I went and tried to find out what the true cost of gasoline was including these externalities. One article I read suggested it would more or less double the cost/gallon. Another article suggested closer to three times. Personally, I think these are underestimates.
Regardless, these indicate that the actual cost of gasoline—incorporating environmental and health costs—would be much, much higher than we’re experiencing. Forget the direct subsidies to the fossil fuel industry, they also get a subsidy in the form of these external costs. I bet if the construction industry had to choose between a somewhat more expensive electric bulldozer and a cheaper one that costs twice as much to operate, that calculus might be interesting.
A similar sort of economic approach to the Tesla semi-truck was analyzed here, indicating the economics of repair along with cheaper electricity could make the Tesla superior to traditional diesel trucks, provided the supporting infrastructure was done correctly. This would be an even better outcome if the actual cost of diesel was included in the calculations.
A significant part of the problem, then, is these hidden, external costs. We think we’re paying the right price for gasoline but we are, in fact, subsidizing the health and environmental costs of that gasoline.

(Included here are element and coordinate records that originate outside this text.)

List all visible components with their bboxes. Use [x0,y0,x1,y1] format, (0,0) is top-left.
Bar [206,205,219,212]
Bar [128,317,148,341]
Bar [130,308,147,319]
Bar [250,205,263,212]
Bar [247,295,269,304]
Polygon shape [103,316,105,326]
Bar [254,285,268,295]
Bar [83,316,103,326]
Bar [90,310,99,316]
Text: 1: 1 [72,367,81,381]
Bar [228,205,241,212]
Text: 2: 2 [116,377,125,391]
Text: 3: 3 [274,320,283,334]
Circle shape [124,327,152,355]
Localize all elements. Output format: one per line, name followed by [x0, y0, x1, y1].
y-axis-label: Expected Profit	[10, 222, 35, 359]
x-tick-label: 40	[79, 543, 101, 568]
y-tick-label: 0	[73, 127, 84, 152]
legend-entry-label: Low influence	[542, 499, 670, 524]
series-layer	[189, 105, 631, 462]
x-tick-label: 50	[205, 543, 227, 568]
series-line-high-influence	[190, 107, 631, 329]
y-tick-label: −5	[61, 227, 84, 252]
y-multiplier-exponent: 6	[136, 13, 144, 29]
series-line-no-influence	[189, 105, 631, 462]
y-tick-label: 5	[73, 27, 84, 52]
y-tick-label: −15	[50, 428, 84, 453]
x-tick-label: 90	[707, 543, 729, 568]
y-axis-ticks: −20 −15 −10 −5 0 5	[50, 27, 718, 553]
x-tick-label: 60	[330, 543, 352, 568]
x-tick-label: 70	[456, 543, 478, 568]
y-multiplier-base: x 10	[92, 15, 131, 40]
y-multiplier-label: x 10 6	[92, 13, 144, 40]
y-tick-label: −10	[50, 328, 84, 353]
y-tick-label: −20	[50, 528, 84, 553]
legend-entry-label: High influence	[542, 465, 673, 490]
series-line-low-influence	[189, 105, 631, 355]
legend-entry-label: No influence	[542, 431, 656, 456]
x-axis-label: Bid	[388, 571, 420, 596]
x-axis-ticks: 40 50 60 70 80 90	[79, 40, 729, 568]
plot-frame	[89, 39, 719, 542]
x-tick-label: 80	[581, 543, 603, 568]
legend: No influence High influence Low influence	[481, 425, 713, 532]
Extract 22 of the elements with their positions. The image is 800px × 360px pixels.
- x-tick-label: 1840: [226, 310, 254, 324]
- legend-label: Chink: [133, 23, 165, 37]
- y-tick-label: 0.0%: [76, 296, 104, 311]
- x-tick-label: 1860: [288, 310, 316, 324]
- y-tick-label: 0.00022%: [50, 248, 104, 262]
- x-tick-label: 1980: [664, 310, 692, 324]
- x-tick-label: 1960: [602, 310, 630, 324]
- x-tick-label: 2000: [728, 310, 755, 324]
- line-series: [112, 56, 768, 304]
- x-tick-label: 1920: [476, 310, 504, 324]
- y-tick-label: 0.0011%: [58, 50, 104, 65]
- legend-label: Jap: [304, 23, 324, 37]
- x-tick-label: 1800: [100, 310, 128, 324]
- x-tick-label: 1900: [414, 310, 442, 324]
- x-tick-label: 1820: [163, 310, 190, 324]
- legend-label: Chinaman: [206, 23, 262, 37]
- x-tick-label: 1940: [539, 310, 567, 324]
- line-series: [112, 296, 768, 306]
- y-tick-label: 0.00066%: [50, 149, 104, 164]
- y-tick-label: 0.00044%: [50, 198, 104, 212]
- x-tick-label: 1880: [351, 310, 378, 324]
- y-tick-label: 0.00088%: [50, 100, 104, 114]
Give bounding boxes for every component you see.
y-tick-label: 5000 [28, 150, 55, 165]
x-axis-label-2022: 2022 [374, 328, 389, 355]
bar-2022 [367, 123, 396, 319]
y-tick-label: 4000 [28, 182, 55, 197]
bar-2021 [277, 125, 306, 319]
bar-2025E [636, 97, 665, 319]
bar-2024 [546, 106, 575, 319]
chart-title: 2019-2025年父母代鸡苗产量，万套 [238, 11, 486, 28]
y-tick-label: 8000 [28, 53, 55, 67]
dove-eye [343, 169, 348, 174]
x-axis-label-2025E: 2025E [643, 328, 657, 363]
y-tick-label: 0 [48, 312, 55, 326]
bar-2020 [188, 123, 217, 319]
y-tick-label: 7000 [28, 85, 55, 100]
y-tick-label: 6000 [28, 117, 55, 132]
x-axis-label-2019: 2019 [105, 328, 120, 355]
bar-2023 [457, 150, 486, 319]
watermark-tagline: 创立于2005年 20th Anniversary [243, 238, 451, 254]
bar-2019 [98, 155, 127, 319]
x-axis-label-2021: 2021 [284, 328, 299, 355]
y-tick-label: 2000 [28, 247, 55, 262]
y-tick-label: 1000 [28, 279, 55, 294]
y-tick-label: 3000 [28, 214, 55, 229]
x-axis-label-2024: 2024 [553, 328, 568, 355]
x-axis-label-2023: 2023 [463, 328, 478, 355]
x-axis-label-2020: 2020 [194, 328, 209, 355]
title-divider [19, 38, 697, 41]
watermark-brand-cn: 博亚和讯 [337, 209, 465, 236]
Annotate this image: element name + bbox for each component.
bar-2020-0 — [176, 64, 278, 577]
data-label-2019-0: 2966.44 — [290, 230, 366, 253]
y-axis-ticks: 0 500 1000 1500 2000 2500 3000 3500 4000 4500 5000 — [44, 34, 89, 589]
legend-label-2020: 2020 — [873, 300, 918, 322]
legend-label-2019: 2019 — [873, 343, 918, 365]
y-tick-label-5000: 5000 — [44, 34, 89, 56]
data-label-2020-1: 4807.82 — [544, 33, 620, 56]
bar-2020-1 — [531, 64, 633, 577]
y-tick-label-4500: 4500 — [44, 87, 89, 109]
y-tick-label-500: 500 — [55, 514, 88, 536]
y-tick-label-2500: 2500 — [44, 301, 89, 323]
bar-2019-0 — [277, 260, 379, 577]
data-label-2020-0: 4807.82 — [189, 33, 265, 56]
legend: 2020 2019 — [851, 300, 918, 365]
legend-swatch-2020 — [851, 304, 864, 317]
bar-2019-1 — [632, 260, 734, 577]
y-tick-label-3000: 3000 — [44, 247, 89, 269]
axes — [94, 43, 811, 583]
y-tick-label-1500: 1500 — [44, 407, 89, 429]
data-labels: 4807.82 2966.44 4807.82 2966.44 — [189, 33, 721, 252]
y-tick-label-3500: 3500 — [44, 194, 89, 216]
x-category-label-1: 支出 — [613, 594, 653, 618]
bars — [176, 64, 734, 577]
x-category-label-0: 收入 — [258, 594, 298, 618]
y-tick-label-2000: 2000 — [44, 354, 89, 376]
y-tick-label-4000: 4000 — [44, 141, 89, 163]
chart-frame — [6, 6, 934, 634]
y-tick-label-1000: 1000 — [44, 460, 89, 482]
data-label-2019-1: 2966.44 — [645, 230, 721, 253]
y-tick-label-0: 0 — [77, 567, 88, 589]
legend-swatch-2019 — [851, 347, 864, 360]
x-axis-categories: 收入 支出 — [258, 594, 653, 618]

We are either ignoring the cost, hoping it will go away, or pushing the cost onto a societal mechanism like government or the courts—not the most efficient mechanism.
We could incorporate those costs into the price of the product. Given that we’ve ignored this issue for over a century, it would be painful to just do it now. But I think there’s an interesting side effect. Let’s say that we phase in these costs over a long period in the form of fuel taxes. That tax can be used to subsidize the cost of EV purchase. In addition, the EV (or electric construction equipment) owner will never have to pay the tax. We could even have intelligent pricing at the pump by gas mileage, where the vehicle class drives the amount of tax paid for by the owner.
This would push the cost of the product back on both the producer and consumer of the product. This is not at all unheard of. Recognizing an external cost as the price of doing business is something that happens all the time. It’s called regulation.
That tax revenue doesn’t have to be spent by the government directly. Governments rarely do anything themselves. Instead, they sub-contract out. There’s no reason the fossil fuel corporations couldn’t bid for a remediation contract like anyone else.
I just had this lovely vision of Exxon and BP bidding for a contract to reforest the fracking fields of Pennsylvania.